Southampton midfielder Pierre-Emile Højbjerg has had limited run this season. He’s only been on the field for 270 minutes. But, in that time he’s been an absolute beast when it comes to progressing the ball. He’s averaging 13.30 deep progressions per 90 minutes. That’s second in the Premier League (again among players who have played over 180 minutes). He’s one of only three players in the top 20 who aren’t on a top six team. The others are Ruben Neves with 10.44 in ninth and Fulham’s Tom Cairney right at the bottom of the top 20 with 7.79.

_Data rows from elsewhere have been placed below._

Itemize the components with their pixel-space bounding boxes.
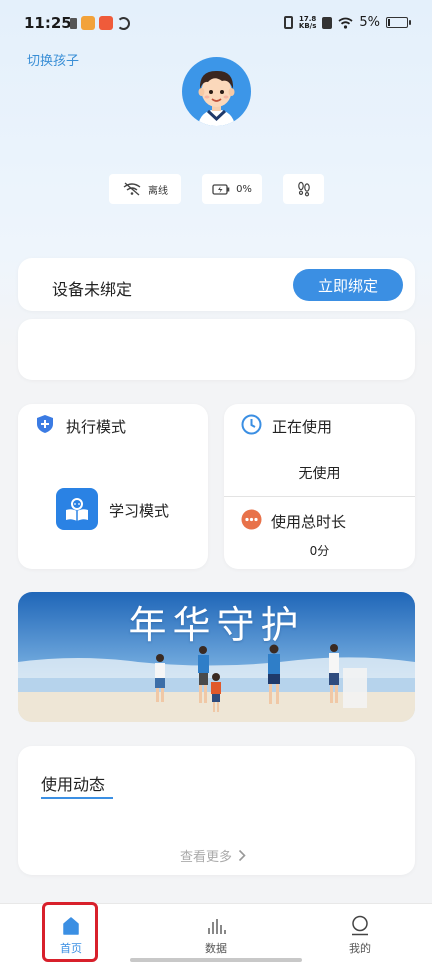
status-notification-icons (70, 16, 130, 30)
device-unbound-label: 设备未绑定 (52, 280, 133, 299)
in-use-title: 正在使用 (272, 418, 333, 436)
bind-now-button[interactable]: 立即绑定 (293, 269, 403, 301)
net-speed: 17.8 KB/s (298, 15, 317, 30)
vibrate-icon (283, 16, 293, 29)
see-more-label: 查看更多 (180, 850, 233, 865)
banner-title: 年华守护 (128, 603, 305, 647)
battery-charging-icon (212, 183, 230, 195)
footprints-icon (297, 181, 310, 197)
study-mode-label: 学习模式 (109, 502, 170, 520)
more-dots-icon (241, 509, 262, 530)
activity-title: 使用动态 (41, 775, 106, 794)
promo-banner[interactable]: 年华守护 (18, 592, 415, 722)
switch-child-link[interactable]: 切换孩子 (27, 50, 79, 69)
sim-icon (70, 17, 77, 29)
tab-data[interactable]: 数据 (176, 904, 256, 964)
net-speed-unit: KB/s (298, 21, 317, 30)
child-avatar[interactable] (182, 57, 251, 126)
tab-mine[interactable]: 我的 (320, 904, 400, 964)
battery-status-chip: 0% (202, 174, 262, 204)
sim-x-icon (322, 16, 333, 29)
battery-icon (386, 17, 411, 28)
activity-title-underline (41, 797, 113, 799)
clock-icon (241, 414, 262, 435)
shield-plus-icon (37, 415, 53, 433)
usage-divider (224, 496, 415, 497)
wifi-off-icon (123, 182, 141, 196)
study-mode-icon-tile (56, 488, 98, 530)
bar-chart-icon (208, 919, 226, 934)
see-more-link[interactable]: 查看更多 (180, 846, 246, 865)
info-card (18, 319, 415, 380)
network-status-chip: 离线 (109, 174, 181, 204)
total-usage-title: 使用总时长 (271, 513, 347, 531)
network-status-text: 离线 (148, 185, 168, 197)
total-usage-value: 0分 (309, 544, 330, 558)
battery-percent: 5% (359, 15, 380, 30)
book-reader-icon (66, 498, 88, 521)
app-notification-icon (81, 16, 95, 30)
gesture-bar[interactable] (130, 958, 302, 962)
sync-icon (117, 16, 130, 30)
status-right-icons: 17.8 KB/s 5% (283, 15, 411, 30)
in-use-value: 无使用 (298, 466, 341, 482)
execution-mode-title: 执行模式 (66, 418, 127, 436)
steps-chip[interactable] (283, 174, 324, 204)
status-time: 11:25 (24, 14, 72, 32)
app-notification-icon (99, 16, 113, 30)
tab-data-label: 数据 (205, 942, 227, 955)
chevron-right-icon (238, 849, 246, 862)
person-icon (352, 915, 368, 936)
boy-avatar-icon (198, 70, 235, 126)
battery-status-text: 0% (236, 183, 252, 195)
home-tab-highlight (42, 902, 98, 962)
tab-mine-label: 我的 (349, 942, 371, 955)
wifi-icon (338, 17, 353, 29)
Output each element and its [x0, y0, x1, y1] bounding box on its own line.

Højbjerg arrived at Southampton from Bayern Munich two seasons ago after never quite making the grade at the German super club. But, he’s still only 23 years old and should just be starting the prime of his career. It’s often difficult to assess exactly what creative passing midfielders can bring to a side, and in restrictive systems, like the ones deployed both by Claude Puel and Mauricio Pellegrino, those skills can often be left to atrophy. If these progression numbers are real though, and through only five games that’s a big if, then Southampton have a midfielder they can build around.
Southampton have had a mediocre start to the season with five points from five games, and things are about to get more difficult with matches against Liverpool and Chelsea in two of the next three weeks. This season may be a bumpy one, but if Højbjerg emerges as a true midfield maestro, there’s at least some reason for optimism.
Wonder winger Mohammed Salah is off to a great start to the season. He’s averaging 0.67 expected goals per 90, the fourth highest total in the league (for players with over 180 minutes) and he’s taking 4.64 shots, the fourth highest total in the league. Those numbers are both better than his totally from last year of 0.58 and 4.21. What’s changed is that Salah’s finishing through the first five games has been poorer, leaving him with only two goals. Last year Salah spent the season unable to miss. This year, even as his underlying numbers have gotten better, that’s been masked by more mediocre finishing.
What’s scary for the rest of the league is that despite Salah’s shooting hiccup, Liverpool have been basically unstoppable. Imagine what might happen if his scoring catches up to his numbers.